My ancestors who came from the small towns of Irsch, Oberzerf and Serrig in Kreis Saarburg, Rhineland, were peasant farmers or craftsmen. In the mid-19th century they left these villages and immigrated to the woodlands of Calumet County, Wisconsin to search for a better life. By means of this blog, take the opportunity to look into their houses, explore their villages, understand their daily labors and customs, and see how the lure of a new life in America called to them.

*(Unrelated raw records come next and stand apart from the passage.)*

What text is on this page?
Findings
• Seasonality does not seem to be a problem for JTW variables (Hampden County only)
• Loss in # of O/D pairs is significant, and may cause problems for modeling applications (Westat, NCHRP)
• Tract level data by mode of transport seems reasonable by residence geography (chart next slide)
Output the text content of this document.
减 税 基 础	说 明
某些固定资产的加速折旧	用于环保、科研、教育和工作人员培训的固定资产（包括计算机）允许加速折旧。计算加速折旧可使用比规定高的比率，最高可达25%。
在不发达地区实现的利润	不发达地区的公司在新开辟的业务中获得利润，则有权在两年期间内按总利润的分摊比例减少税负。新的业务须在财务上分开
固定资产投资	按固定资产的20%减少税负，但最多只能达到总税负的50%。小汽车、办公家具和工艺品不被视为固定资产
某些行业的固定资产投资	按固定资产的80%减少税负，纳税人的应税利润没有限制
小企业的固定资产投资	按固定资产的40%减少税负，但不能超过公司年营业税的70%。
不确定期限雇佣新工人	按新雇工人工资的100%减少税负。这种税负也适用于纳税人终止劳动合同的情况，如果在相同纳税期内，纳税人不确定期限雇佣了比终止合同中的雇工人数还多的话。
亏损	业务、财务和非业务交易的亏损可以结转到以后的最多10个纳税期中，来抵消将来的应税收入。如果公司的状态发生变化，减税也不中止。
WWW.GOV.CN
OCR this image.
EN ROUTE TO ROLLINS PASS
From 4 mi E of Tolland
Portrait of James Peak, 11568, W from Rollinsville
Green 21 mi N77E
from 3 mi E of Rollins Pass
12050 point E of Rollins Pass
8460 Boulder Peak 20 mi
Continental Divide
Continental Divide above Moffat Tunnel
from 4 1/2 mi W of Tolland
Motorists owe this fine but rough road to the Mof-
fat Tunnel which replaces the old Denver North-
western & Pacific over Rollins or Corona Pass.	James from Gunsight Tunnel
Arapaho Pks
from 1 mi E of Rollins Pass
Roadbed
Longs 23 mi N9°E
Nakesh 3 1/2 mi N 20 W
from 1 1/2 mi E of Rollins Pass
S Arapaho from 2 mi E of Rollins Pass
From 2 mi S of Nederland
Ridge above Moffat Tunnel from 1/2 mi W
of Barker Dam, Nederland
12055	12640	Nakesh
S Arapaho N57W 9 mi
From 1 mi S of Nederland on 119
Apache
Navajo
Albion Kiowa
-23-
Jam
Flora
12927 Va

I am a librarian writing a history about my Rhineland ancestors. I want it to be filled with the details of their daily lives in Germany and later in Wisconsin. I am drawing from genealogical research, from notes taken at workshops, from historical plaques and markers, from conversations, e-mails, and the internet, but especially from local histories written in German which have been accumulated on several trips to Germany. While I love historical research, I do not love organizing my materials. This blog offers one way to keep track of the most pertinent information and to make it useful to other people as well. These posts are copyrighted by the author.